The point is, first of all, it's time to float term limits or forced retirement for the Senate.  She is too old to run for re-election but at this point she will try.  It is too costly in the current environment for governments to be stuck with re-election costs.  I firmly believe that anyone of advanced age or who conceals a known health condition to seek election or re-election and dies in office should foot the bill for a re-election, sue their estate for the costs.  (I feel the same way about those who can't complete their term because they've been convicted of a crime.)

Those are serious points and we've been raising them at Third long enough that over five US Senators have died in office and their deaths have left taxpayers footing the bills for special elections.

Another point is to make it clear that when Dianne opens her mouth no one should take her seriously.  She's a miserable old woman who just gets more miserable with each passing day, she's afraid of the whole world and she shouldn't be taken seriously.  If her peers had the guts, they'd be telling her to step down as a Senate chair. 

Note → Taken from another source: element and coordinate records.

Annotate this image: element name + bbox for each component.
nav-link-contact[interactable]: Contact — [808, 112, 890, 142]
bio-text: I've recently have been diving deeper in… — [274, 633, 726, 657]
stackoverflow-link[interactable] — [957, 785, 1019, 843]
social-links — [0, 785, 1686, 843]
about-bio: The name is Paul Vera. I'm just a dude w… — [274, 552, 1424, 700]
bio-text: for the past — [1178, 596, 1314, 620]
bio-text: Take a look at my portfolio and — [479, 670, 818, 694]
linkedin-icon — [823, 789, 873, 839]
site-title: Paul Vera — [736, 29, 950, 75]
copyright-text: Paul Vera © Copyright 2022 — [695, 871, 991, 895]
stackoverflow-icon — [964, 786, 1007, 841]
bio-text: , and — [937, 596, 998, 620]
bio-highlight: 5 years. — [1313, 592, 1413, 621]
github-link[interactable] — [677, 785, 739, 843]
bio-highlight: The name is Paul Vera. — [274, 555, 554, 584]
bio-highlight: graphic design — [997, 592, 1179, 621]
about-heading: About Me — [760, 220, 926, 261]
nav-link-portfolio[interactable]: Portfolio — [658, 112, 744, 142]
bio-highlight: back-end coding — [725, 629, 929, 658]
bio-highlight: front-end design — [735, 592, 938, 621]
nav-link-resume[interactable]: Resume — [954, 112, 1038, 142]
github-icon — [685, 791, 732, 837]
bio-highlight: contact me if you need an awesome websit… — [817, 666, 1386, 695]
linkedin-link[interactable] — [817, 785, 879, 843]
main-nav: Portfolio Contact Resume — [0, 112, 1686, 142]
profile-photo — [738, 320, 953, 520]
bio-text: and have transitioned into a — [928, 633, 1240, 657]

Still on the illegal spying,  Kevin Poulsen (Wired) noted yesterday afternoon:


 
The latest published leak from NSA whistleblower Edward Snowden lays bare classified details of the U.S. government’s $52.6 billion intelligence budget, and makes the first reference in any of the Snowden documents to a “groundbreaking” U.S. encryption-breaking effort targeted squarely at internet traffic.
Snowden, currently living in Russia under a one-year grant of asylum, passed The Washington Post the 178-page intelligence community budget request for fiscal year 2013. Among the surprises reported by Post writers Barton Gellman and Greg Miller is that the CIA receives more money than the NSA: $14.7 billion for the CIA, versus $10.8 billion for the NSA. Until this morning it’s generally been believed that the geeky NSA, with its basements full of supercomputers, dwarfed its human-oriented counterparts.

 As Mike pointed out, the $52 billion yearly budget is more than NASA gets in 2014 or more than the FBI's requested for '14 -- and also more than NASA and the FBI combined.  For Abby Ohlesier (The Atlantic), the key detail from the latest revelations is:


The Washington Post followed up the release of the super-secret NSA "Black Budget" on Thursday with another detail from the leaked intelligence budget: American companies who provide the agency access to their communications networks are often paid for their trouble. It's called the Corporate Partner Access Project, and carries a yearly budget of $278 million.